Tuesday, December 11, 2012

Review: Turning Pages by Tristi Pinkston

Pride and Prejudice is my favorite book ever.  And I am a complete and total sucker for sequels, re-writings, and modernizations of it too.  So although I don't generally read YA literature, I couldn't resist the chance to read Tristi Pinkston's Turning Pages, which updates and uses Pride and Prejudice as a loose framework, setting it in a library.  Pride and Prejudice set amongst books?  Be still my beating heart.

Addie Preston has been working her way through community college with the ultimate goal of becoming a librarian but after the unexpected death of her father in a car accident, she is mainly focused on her part time job at the local library and trying to hold her family together.  An assistant librarian position is shortly opening up and Addie has been all but promised the promotion.  So she's shocked when the arrogant and superior Blake Hansen is brought on board into that position instead of her.  He doesn't even have a library science degree at all; he's got a business degree.  Addie dislikes him even before she finds out he's been given what she's come to think of as her job.  When his presence is explained by the need to raise funds to replace the old library with a new, state of the art building, Addie is almost completely destroyed, vowing that she'll save the venerable old building despite its limitations as a library.
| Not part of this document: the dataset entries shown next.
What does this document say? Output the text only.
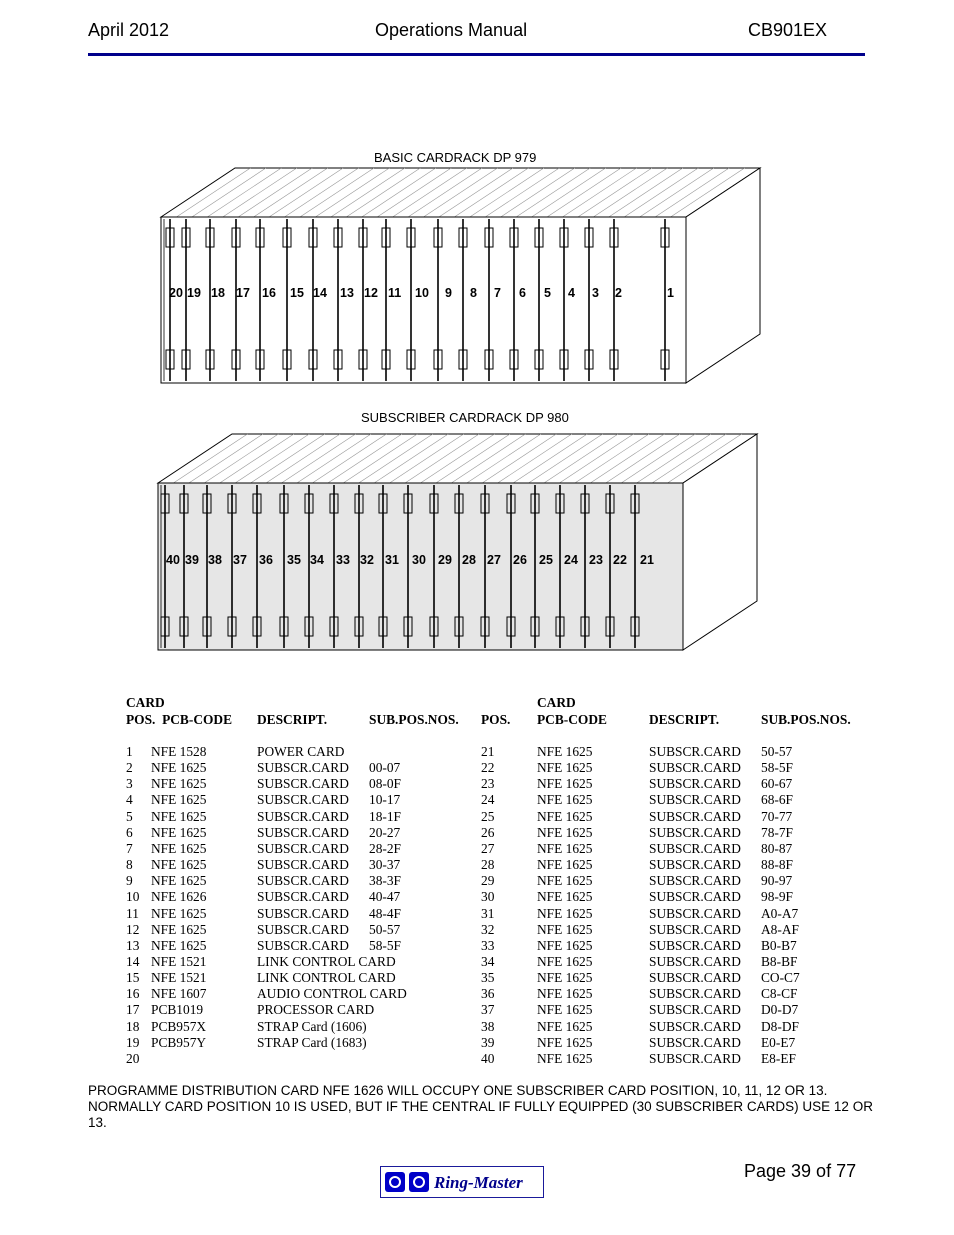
April 2012	Operations Manual	CB901EX
BASIC CARDRACK DP 979
20 19 18 17 16 15 14 13 12 11 10 9 8 7 6 5 4 3 2	1
SUBSCRIBER CARDRACK DP 980
40 39 38 37 36 35 34 33 32 31 30 29 28 27 26 25 24 23 22 21
CARD	CARD
POS.  PCB-CODE DESCRIPT.	SUB.POS.NOS. POS. PCB-CODE	DESCRIPT.	SUB.POS.NOS.
1 NFE 1528	POWER CARD	21	NFE 1625	SUBSCR.CARD 50-57
2 NFE 1625	SUBSCR.CARD 00-07	22	NFE 1625	SUBSCR.CARD 58-5F
3 NFE 1625	SUBSCR.CARD 08-0F	23	NFE 1625	SUBSCR.CARD 60-67
4 NFE 1625	SUBSCR.CARD 10-17	24	NFE 1625	SUBSCR.CARD 68-6F
5 NFE 1625	SUBSCR.CARD 18-1F	25	NFE 1625	SUBSCR.CARD 70-77
6 NFE 1625	SUBSCR.CARD 20-27	26	NFE 1625	SUBSCR.CARD 78-7F
7 NFE 1625	SUBSCR.CARD 28-2F	27	NFE 1625	SUBSCR.CARD 80-87
8 NFE 1625	SUBSCR.CARD 30-37	28	NFE 1625	SUBSCR.CARD 88-8F
9 NFE 1625	SUBSCR.CARD 38-3F	29	NFE 1625	SUBSCR.CARD 90-97
10 NFE 1626	SUBSCR.CARD 40-47	30	NFE 1625	SUBSCR.CARD 98-9F
11 NFE 1625	SUBSCR.CARD 48-4F	31	NFE 1625	SUBSCR.CARD A0-A7
12 NFE 1625	SUBSCR.CARD 50-57	32	NFE 1625	SUBSCR.CARD A8-AF
13 NFE 1625	SUBSCR.CARD 58-5F	33	NFE 1625	SUBSCR.CARD B0-B7
14 NFE 1521	LINK CONTROL CARD	34	NFE 1625	SUBSCR.CARD B8-BF
15 NFE 1521	LINK CONTROL CARD	35	NFE 1625	SUBSCR.CARD CO-C7
16 NFE 1607	AUDIO CONTROL CARD	36	NFE 1625	SUBSCR.CARD C8-CF
17 PCB1019	PROCESSOR CARD	37	NFE 1625	SUBSCR.CARD D0-D7
18 PCB957X	STRAP Card (1606)	38	NFE 1625	SUBSCR.CARD D8-DF
19 PCB957Y	STRAP Card (1683)	39	NFE 1625	SUBSCR.CARD E0-E7
20	40	NFE 1625	SUBSCR.CARD E8-EF
PROGRAMME DISTRIBUTION CARD NFE 1626 WILL OCCUPY ONE SUBSCRIBER CARD POSITION, 10, 11, 12 OR 13. NORMALLY CARD POSITION 10 IS USED, BUT IF THE CENTRAL IF FULLY EQUIPPED (30 SUBSCRIBER CARDS) USE 12 OR 13.
Ring-Master
Page 39 of 77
Addie's life has taken quite a few hits and she faces more losses as she fosters and feeds the continuing tension between Blake and herself.  Her step-mother is still paralysed with grief over the accident that took Addie's father leaving Addie to try and hold the family together.  Meanwhile, Addie continues to harbour an unrequited crush on her best friend's older brother, a guy who looks at Addie as nothing more than a sweet kid on whom he can always rely, even if that reliance gives her the wrong idea and ultimately ends up hurting her.  The plans to replace the library just add to her unhappiness as the old building holds countless memories of her father for her.  Add to that the news that there's no choice but to also sell her childhood home and to move into something smaller and more affordable and the fact that Addie cannot give an inch with Blake, allowing her to see that he is in fact a good guy, is not surprising.

This is not a simple retelling of Pride and Prejudice as the plot and character situations veer quite far afield from the original plot.  Addie is much more adrift than Lizzie Bennet ever was although she is quite as quick to jump to conclusions as her predecessor.  Blake is engaged to a rather nice woman who is just a tad too perfect and although Addie suggests at one point that she is Caroline Bingley, there really isn't much of a similarity at all.  And the tension between Addie and Blake is almost entirely one sided with the bulk of the animosity coming from Addie.  There are definite sparks between the characters throughout the story but the ending is wrapped up too abruptly even if there was never a doubt about the outcome.  Addie often seems younger than her years, perhaps because of her goofy quirks, like forever locking her keys in the car, but Blake comes off as younger than he is as well so they are well-suited.  Overall, this is a cute, sweet, very clean YA tale and I definitely plan to pass mine along to my young teen because I think she'll like it a lot.

Thanks to the author for sending me a copy of the book for review.